New Parents: Building Bonds With Babies and Brands

Building Bonds With Babies and Brands

New parents have to make many decisions about which products they will buy, such as strollers, car seats, cribs, diapers and baby food. In addition, parents might also be considering the purchase of a new car, a larger home or a life insurance policy.

Yet at the one time new parents really need the most information, they are also avoiding the interruption of ads. So marketers have to work hard to earn their attention, keeping in mind there is a very tight window of opportunity in which new parents will choose brands—and often will not change them for six or seven years.

Nielsen research finds that consumers aged 18 to 49 have had a significant drop-off in watching television. In fact, people are blocking ads more than ever due to ad blockers—in January 2015 there were 198 million ad blockers installed compared to 376 million in January 2016.

P&G’s Chief Brand Officer Mark Pritchard, summed it up best when he said: “We bombarded consumers with thousands of ads a day. Subjected them to endless loads. Interrupted them with pop ups and overpopulated their screens.”

So as an industry, marketers are trying to reach out and change how they communicate with parents. They are moving more and more to pull marketing to deliver useful content and give consumers a choice along with added value throughout the customer journey. This provides the opportunity to own the media as opposed to fitting in with existing options.

For example, here is a clever video by Mattel in which the brand speaks to parents, addressing their concerns about Barbie stereotypes by showing parents that Barbie can be anything.

Marketers can pull in an audience using search or social—but they need to know what people are searching for.

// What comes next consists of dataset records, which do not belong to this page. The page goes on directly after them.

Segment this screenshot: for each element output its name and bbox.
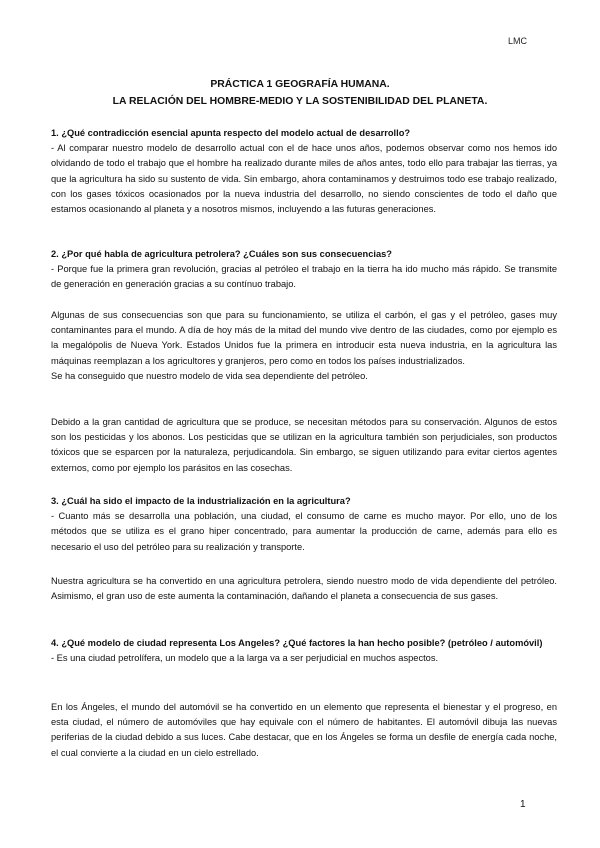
- answer-2-paragraph-2: Algunas de sus consecuencias son que para su funcionamiento, se utiliza el carbón, el gas y el petróleo, gases muy contaminantes para el mundo. A día de hoy más de la mitad del mundo vive dentro de las ciudades, como por ejemplo es la megalópolis de Nueva York. Estados Unidos fue la primera en introducir esta nueva industria, en la agricultura las máquinas reemplazan a los agricultores y granjeros, pero como en todos los países industrializados.: [51, 310, 557, 366]
- answer-2-paragraph-3: Se ha conseguido que nuestro modelo de vida sea dependiente del petróleo.: [51, 370, 368, 381]
- title-line-1: PRÁCTICA 1 GEOGRAFÍA HUMANA.: [210, 79, 390, 90]
- answer-2: - Porque fue la primera gran revolución, gracias al petróleo el trabajo en la tierra ha ido mucho más rápido. Se transmite de generación en generación gracias a su contínuo trabajo.: [51, 264, 557, 290]
- answer-3-paragraph-2: Nuestra agricultura se ha convertido en una agricultura petrolera, siendo nuestro modo de vida dependiente del petróleo. Asimismo, el gran uso de este aumenta la contaminación, dañando el planeta a consecuencia de sus gases.: [51, 576, 557, 602]
- question-4: 4. ¿Qué modelo de ciudad representa Los Angeles? ¿Qué factores la han hecho posible? (petróleo / automóvil): [51, 638, 543, 648]
- answer-2-paragraph-4: Debido a la gran cantidad de agricultura que se produce, se necesitan métodos para su conservación. Algunos de estos son los pesticidas y los abonos. Los pesticidas que se utilizan en la agricultura también son perjudiciales, son productos tóxicos que se esparcen por la naturaleza, perjudicandola. Sin embargo, se siguen utilizando para evitar ciertos agentes externos, como por ejemplo los parásitos en las cosechas.: [51, 417, 557, 473]
- answer-4-paragraph-2: En los Ángeles, el mundo del automóvil se ha convertido en un elemento que representa el bienestar y el progreso, en esta ciudad, el número de automóviles que hay equivale con el número de habitantes. El automóvil dibuja las nuevas periferias de la ciudad debido a sus luces. Cabe destacar, que en los Ángeles se forma un desfile de energía cada noche, el cual convierte a la ciudad en un cielo estrellado.: [51, 702, 557, 758]
- question-2: 2. ¿Por qué habla de agricultura petrolera? ¿Cuáles son sus consecuencias?: [51, 249, 392, 259]
- page-number: 1: [520, 799, 526, 810]
- question-3: 3. ¿Cuál ha sido el impacto de la industrialización en la agricultura?: [51, 496, 351, 506]
- section-q3: [51, 494, 557, 555]
- question-1: 1. ¿Qué contradicción esencial apunta respecto del modelo actual de desarrollo?: [51, 128, 411, 138]
- header-initials: LMC: [508, 36, 528, 46]
- answer-1: - Al comparar nuestro modelo de desarrollo actual con el de hace unos años, podemos observar como nos hemos ido olvidando de todo el trabajo que el hombre ha realizado durante miles de años antes, todo ello para trabajar las tierras, ya que la agricultura ha sido su sustento de vida. Sin embargo, ahora contaminamos y destruimos todo ese trabajo realizado, con los gases tóxicos ocasionados por la nueva industria del desarrollo, no siendo conscientes de todo el daño que estamos ocasionando al planeta y a nosotros mismos, incluyendo a las futuras generaciones.: [51, 143, 557, 215]
- answer-3: - Cuanto más se desarrolla una población, una ciudad, el consumo de carne es mucho mayor. Por ello, uno de los métodos que se utiliza es el grano hiper concentrado, para aumentar la producción de carne, además para ello es necesario el uso del petróleo para su realización y transporte.: [51, 511, 557, 552]
- section-q4: [51, 636, 557, 666]
- section-q3-para2: [51, 574, 557, 604]
- section-q2-para4: [51, 415, 557, 476]
- section-q4-para2: [51, 700, 557, 761]
- section-q2-para2: [51, 308, 557, 384]
- section-q2: [51, 247, 557, 293]
- title-line-2: LA RELACIÓN DEL HOMBRE-MEDIO Y LA SOSTENIBILIDAD DEL PLANETA.: [112, 96, 488, 107]
- section-q1: [51, 126, 557, 217]
- answer-4: - Es una ciudad petrolífera, un modelo que a la larga va a ser perjudicial en muchos aspectos.: [51, 653, 439, 664]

Thanks to the reach of Outbrain technology, we can see millions of pieces of content across multiple networks. And by analyzing the data within a dedicated category, we can see exactly what type of content each individual consumes and when they consume it.

For example, over the past four weeks in Australia, there were nearly 4.5 million unique visitors who engaged with parenting content. That’s a huge number of visitors—surpassed only by consumers researching travel content.

Interestingly, content about newborns and development of children is in very high demand—but very low supply. That represents a huge opportunity for marketers to develop the content that customers are seeking.

Of the unique users, 63% used smartphones and 13% used tablets—so marketers should make sure their content is optimized for mobile platforms.

Content consumption peaked at around 3pm—which makes sense as this is often nap-time for babies. Knowing this can help marketers schedule campaigns or social media posts.

As might be expected, the original source can drive how much time consumers spend engaging with parenting content.

  • Social: 4.3 minutes
  • Search: 5.0 minutes
  • Publisher page: 8 minutes—clearly a very engaged audience

Knowing when, where and how new parents are consuming content can help marketers inform their content strategy—and engage with customers who are building bonds with babies and brands.